Behind the counter of his crowded store - a paradise for sports lovers - rows and rows of cards are offered. Hubata says he believes it is the most extensive collection in Maryland and perhaps in the United States. The boxes are arranged by sport and range in price from $1 to $125 a pack, and $35 to $300 for a box.
Single cards are in glass cases near the cash register, and in boxes in the back room. Hubata said the store has about 350,000 unique cards and about 1 million total. These can be found online, and are shipped all over the country, he said.
The signed stuff is behind glass: baseballs autographed by Pete Rose, Barry Bonds, Reggie Jackson and others; a football signed by Johnny Unitas, a Ravens jersey signed by Ray Lewis. A bat signed by 39 Hall of Famers when they were inducted in 2002 is listed at $2,999. "That'll sell eventually," Hubata said.
Another valuable item is a poster signed by Tiger Woods, Arnold Palmer and Jack Nicholson, priced at $2,500.

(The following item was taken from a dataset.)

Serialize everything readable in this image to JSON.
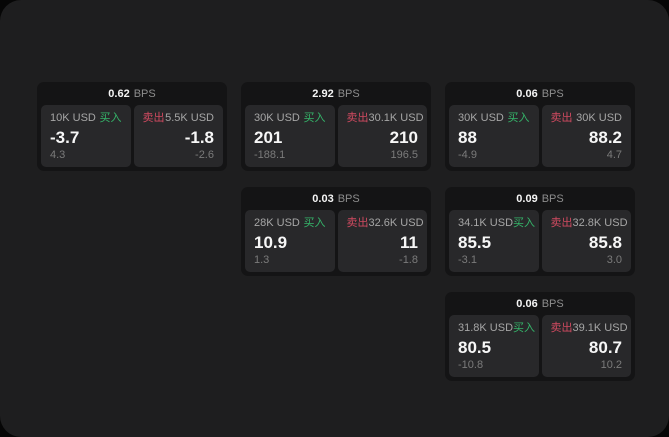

Steve Sandoval of Fort Meade said he enjoys wandering the store on his days off. "I collect cards here and there," he said, scanning the sale table. He does not know of other stores like it nearby, he said.
At one time, Hubata had a store in Eldersburg, but sold it to an employee. It is now called the Arena, he said.
Big chains and franchises have not made inroads in the business, he said. Local ownership seems to work best because proprietors have to know what sells in their areas.
But Hubata acknowledges that he is a Chicagoan at heart. If the Ravens play the Bears, he says, he will gladly wear purple and support the local team. But if, by some chance, the Orioles and the Cubs were to play, "I'll be bleeding Cubby blue," he said.
The DugoutZone is at 9210 Baltimore National Pike, Ellicott City. 410-461-8664.